"Tidak. Ini tidak mungkin," kata Pandan Selasih tiba-tiba sambil menggeleng-geleng. "Nenek adalah Dyah Lohita? Jadi, Nenek adalah Sang Putri Merah itu? Itu pasti tidak benar... "
Pandan Selasih, Pangeran Arcapada, Panji Pataka, Nyai Sirih, dan Maharaja Mahagraha masih berada di Jalur Naga.
"Aku memiliki bukti yang kusimpan selama bertahun-tahun," ujar Nyai Sirih. Perempuan tua itu melepas semacam kalung berbandul akik merah pipih di lehernya. "Aku sudah ingat, ini adalah Medalion Akik Merah. Ini milikku, Dyah Lohita, Ketua Perguruan Akik Merah.
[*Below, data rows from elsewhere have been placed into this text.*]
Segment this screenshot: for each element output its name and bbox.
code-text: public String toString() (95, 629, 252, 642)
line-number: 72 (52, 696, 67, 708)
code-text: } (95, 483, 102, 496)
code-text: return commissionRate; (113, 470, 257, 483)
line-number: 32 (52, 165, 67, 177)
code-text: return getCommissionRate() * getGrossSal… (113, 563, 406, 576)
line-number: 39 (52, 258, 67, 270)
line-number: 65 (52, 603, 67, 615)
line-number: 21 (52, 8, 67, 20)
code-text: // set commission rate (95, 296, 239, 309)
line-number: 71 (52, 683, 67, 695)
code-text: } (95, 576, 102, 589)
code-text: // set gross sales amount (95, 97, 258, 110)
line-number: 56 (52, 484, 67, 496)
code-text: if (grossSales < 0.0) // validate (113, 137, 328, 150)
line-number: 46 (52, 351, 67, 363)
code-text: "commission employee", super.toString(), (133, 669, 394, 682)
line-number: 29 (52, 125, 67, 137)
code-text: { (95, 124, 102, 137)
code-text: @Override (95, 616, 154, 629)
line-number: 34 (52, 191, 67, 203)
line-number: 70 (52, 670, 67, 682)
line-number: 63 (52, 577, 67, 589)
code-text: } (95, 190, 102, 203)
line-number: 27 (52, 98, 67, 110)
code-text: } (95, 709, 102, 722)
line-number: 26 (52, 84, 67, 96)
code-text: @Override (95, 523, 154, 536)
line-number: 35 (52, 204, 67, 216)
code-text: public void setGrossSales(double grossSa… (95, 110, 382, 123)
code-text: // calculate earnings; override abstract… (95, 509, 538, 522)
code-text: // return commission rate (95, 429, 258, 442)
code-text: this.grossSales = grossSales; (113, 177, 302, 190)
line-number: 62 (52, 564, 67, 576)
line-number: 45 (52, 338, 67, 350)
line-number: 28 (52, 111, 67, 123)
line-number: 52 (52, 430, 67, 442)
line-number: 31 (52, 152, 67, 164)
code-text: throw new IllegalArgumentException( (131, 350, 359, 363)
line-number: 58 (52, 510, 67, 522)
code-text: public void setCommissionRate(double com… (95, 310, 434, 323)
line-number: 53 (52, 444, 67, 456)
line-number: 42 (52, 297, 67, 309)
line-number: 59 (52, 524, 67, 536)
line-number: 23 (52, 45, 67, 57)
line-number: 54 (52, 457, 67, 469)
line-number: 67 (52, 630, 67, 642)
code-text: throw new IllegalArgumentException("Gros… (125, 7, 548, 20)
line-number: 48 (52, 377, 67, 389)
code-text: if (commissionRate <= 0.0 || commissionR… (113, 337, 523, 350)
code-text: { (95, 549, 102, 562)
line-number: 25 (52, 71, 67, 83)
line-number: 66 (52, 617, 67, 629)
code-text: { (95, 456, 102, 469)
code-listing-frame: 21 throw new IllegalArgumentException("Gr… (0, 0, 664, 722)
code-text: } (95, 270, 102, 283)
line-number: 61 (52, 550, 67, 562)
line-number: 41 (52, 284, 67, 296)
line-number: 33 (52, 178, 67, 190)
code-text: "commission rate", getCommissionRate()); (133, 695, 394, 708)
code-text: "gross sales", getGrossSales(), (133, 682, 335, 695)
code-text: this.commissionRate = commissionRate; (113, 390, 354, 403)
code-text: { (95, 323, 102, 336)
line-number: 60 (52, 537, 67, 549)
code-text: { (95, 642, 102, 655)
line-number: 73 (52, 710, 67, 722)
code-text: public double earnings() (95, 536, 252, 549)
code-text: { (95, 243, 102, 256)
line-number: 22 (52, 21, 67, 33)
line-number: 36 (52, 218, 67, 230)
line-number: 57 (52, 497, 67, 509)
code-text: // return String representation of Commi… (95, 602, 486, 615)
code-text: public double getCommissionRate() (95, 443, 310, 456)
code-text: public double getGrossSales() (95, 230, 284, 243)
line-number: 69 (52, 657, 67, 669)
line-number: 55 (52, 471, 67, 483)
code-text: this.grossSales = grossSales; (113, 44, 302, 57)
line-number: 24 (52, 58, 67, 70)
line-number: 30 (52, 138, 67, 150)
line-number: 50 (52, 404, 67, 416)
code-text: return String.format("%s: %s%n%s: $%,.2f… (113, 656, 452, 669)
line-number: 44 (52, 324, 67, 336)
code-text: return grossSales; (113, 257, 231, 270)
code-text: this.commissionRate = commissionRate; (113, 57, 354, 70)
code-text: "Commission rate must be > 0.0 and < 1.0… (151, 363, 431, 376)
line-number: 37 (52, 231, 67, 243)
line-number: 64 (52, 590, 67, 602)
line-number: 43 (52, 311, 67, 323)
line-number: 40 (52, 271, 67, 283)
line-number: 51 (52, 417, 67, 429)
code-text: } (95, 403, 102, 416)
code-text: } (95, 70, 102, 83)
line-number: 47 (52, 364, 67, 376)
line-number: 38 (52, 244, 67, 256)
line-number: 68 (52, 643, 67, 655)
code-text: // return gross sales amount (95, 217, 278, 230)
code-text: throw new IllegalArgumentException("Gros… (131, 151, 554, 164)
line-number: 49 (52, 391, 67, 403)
Semua anggota perguruan kami pasti mengenali benda ini. Selama ini aku menyimpannya karena khawatir dituduh telah merampasnya dari 'Dyah Lohita'."
"Lasih," ujar Panji Pataka. "Kau punya hubungan erat dengan wanita ini. Kau ingat bukan, kami pernah memintamu melakukan UBK, atau Uji Biang dan Kekerabatan? Nah, jika kau masih ragu, kita bisa minta tolong kepada Menteri Kinanthi Maheswari untuk melakukan UBK juga pada Nyai Sirih. Jika dirimu berasal dari bagian tubuh Nyai Sirih maka akan terlihat benang-benang renik yang sama persis antara kalian berdua."
Pandan Selasih tertegun.
"Di perkemahan tadi aku merasakan dorongan hati yang kuat untuk masuk kembali ke istana," gumam anak perempuan itu. "Rasanya ada sesuatu yang akan kujumpai di sini. Rupanya karena di sini ada Nyai Sirih, selaku induk dari tubuhku."
"Lasih, aku menyelinap masuk ke benteng istana ini karena ingin sekali menjumpaimu, Nak," kata Nyai Sirih dengan suara bergetar. "Akhirnya kita berjumpa di sini. Bagaimana kabarmu, Lasih? Tidakkah kau ingin memelukku?"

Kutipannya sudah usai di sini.